After the discovery, Jim Horn from San Antonio purchased the property to open it as a commercial venture. The show cave received its name after its official opening in 1939, as verified by a newspaper article that hangs in the cave's gift shop, in a state-wide contest held in 1940. A young boy suggested that the cave "was too beautiful to have a name", so he received the $50 cash prize award. The second owner of the Cave Without a Name, Eugene Ebell, renamed the cave "Century Caverns" in the late 1950s, but after several years of grief from the locals, Mr. Ebell changed the name back to Cave Without a Name.

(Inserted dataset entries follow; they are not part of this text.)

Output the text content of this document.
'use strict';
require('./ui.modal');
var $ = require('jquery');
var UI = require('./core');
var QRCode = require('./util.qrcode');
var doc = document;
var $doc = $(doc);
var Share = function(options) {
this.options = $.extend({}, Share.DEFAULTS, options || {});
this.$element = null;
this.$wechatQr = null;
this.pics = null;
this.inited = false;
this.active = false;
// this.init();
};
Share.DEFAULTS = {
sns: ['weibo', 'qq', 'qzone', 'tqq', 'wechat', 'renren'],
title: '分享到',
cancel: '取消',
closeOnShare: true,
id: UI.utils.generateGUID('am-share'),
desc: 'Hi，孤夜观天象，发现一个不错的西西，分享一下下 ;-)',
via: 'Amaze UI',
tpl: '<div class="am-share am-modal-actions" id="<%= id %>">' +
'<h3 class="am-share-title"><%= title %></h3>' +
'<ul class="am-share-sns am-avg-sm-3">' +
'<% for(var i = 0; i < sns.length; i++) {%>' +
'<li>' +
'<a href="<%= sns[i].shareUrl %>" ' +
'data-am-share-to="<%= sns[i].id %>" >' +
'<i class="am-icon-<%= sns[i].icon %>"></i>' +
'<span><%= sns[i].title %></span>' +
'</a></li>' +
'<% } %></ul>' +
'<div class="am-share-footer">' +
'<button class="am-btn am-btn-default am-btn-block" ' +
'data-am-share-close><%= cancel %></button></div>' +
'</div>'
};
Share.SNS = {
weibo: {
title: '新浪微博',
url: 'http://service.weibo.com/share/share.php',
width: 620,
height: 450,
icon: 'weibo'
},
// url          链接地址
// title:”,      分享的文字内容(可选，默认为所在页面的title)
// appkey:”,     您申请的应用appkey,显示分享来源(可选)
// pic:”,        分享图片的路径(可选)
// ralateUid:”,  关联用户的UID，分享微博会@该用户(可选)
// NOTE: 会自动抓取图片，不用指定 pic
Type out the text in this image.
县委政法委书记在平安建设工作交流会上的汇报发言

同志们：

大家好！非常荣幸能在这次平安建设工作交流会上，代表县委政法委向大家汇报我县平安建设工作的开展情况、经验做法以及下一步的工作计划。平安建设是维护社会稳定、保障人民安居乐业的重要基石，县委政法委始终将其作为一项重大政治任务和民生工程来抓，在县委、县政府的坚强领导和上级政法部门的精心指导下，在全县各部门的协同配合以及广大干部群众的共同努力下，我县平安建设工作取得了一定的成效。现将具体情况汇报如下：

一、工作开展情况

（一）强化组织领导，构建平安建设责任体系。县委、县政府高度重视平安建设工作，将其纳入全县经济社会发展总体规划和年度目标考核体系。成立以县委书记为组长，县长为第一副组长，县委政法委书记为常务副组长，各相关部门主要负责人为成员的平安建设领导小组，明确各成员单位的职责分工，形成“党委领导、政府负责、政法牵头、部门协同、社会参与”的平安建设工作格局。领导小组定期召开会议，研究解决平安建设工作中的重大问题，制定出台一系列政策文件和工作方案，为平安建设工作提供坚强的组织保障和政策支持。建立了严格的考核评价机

Cave Without a Name was declared a National Natural Landmark by the National Park Service in February 2009.

==Description==
Built in 1939, the stairwell into the cave has 126 steps descending to about 80 ft below the surface. The cave maintains a constant temperature of 66 F. Within the cave are two main areas. The main set of chambers open to the public make up the show cave, extending just over a quarter of a mile. This part of the cave consists of six large, well-lit rooms full of speleothems, including stalactites, stalagmites, helictites, columns, and draperies. The second main area of the cave is an extensive set of caverns linked to the underground extension of the Guadalupe River. During a 1975 expedition of the Cave Without a Name, cavers mapped out over 2.7 mi of caverns, making it the seventh-longest cave in Texas.

Due to the great natural acoustics created by three large solution domes on the ceiling of the Throne Room, the cave is host to 12 concerts yearly with a maximum attendance of 200 people. The music events vary from classical musicians, folk, Broadway, opera, and seasonal vocal groups. Unique features of the cave include the 50 ft set of rimstone dams beneath the natural spring-fed pool, a 19 ft special specimen of cave drapery our "Texas-sized cave bacon" thought to be the longest in Texas, stalagmites that resemble the nativity scene, and a large leaning column known as the Leaning Tower of Boerne. In the winter months, the cave becomes home for the solitary Tricolored bat. These seasonal inhabitants do not interfere with the tours as they only use the cave for hibernation. Another resident of the cave is a rare blind Texas salamander known as the Kendall County salamander that may only be found in the Cave Without a Name and another area cave, Cascade Caverns.

In addition to cave tours, guests to Cave Without a Name As of 2022 may enjoy hiking trails, gem panning, use of picnic tables, and RV and tent camping. Some activities require an additional fee. The gift shop features a large selection of rocks, stones, and fossils for sale, including numerous amethyst cathedrals, jewelry, and more. Guests can choose from several sizes of uncut geodes and have them sliced open in the large geode saw onsite.

==Accident==
On April 30, 2007, Thomas Summers, III, died in a nearby, connected cave known as Dead Man's Cave. Thomas Summers was the manager of Cave Without a Name and the son of the third and current owner of the cave, Thomas Summers, II. Another park employee, Brent Holbert, and Summers had gone into Dead Man's Cave to investigate why water from recent rains was not draining from Cave Without a Name. They swam into Dead Man's Cave, where at times only two inches of breathing room remained. The two separated when Holbert decided not to go any further because of the danger, and told Summers "let's get the hell out of here". Summers chose to go a few yards further, and after receiving no response from several shouts, Holbert exited the cave to call for help. Thomas Summers's body was recovered by cavers experienced in cave diving a few hours later.